The difference between LSU and Tulane early in the new women’s basketball season can be summed up in a single word:

Experience.

LSU, which has struggled to a 2-1 start, is missing four starters from last year’s NCAA tournament Sweet 16 squad, a number that consists of three departed seniors and suspended junior guard Danielle Ballard.

Tulane, which has cruised to victory in its first two games, returns all of its starters from 2013-14, having lost only one reserve player to graduation.

“Tulane is a very complete basketball team when you look at their starters and their punch coming off the bench,” LSU coach Nikki Caldwell said. “They’ve played together and are very familiar with one another.”

Veteran Tulane coach Lisa Stockton can relate to the spot in which Caldwell finds herself.

“They have a lot of talent but a lot of new players,” Stockton said. “They don’t have Ballard, they have different players at the point guard spot. For them, it’s a learning curve.”

Trouble with the curve has plagued LSU so far.

The Lady Tigers lost their season opener 70-54 to UALR, pulled away from Sam Houston State for a 71-45 win then struggled mightily on offense Monday night before salvaging a 52-44 overtime victory against Jackson State.

Afterward, Caldwell was so disappointed she declared Jackson State winner despite the numbers on the scoreboard.

Now they face Tulane, which visits the Pete Maravich Assembly Center at 7 p.m. Wednesday.

The game will be shown online on SEC Network+ and can be heard in Baton Rouge on 107.3 FM (LSU) and 88.3 FM (Tulane) in New Orleans.

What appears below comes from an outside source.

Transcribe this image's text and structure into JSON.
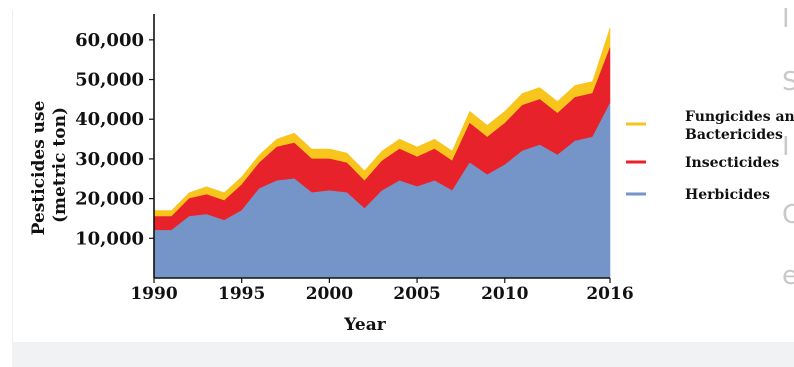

The Green Wave will likely be LSU’s toughest opponent so far. So after committing 27 turnovers in 45 minutes of game time, Caldwell knows a must-have for her team to win:

“They’re a team that can disrupt you offensively,” she said. “Ball sureness is going to be key.”

For all its experience, Tulane has been led in scoring so far this season by Kolby Morgan, a 5-foot-8 freshman guard from John Curtis averaging 14 points per contest. Danielle Blagg, a 5-11 senior guard, is next with 12 points per game, followed by 5-9 junior forward Tierra Jones (11.5 ppg).

“She’s playing a big role for us on a veteran team,” said Stockton, who is beginning her 20th season at Tulane.

“There’s a deep bench for us, too.”

LSU has employed all 11 of its available players this season, led by 5-10 sophomore guard Raigyne Moncrief with team highs of 12.3 points and 8.7 rebounds per game.

Ann Jones, a 6-3 junior transfer from Memphis, led the way Monday night with 12 points and a game-high 14 rebounds, nine of them on the offensive end. Her play helped LSU overcome season low 32.4 percent shooting and record 19 second-chance points to J-State’s 10.

“It was huge for us to have a presence inside with Ann and Akilah (Bethel),” Caldwell said, referring to her 6-0 junior transfer forward from West Virginia. “They did a nice job establishing themselves inside and on the glass.”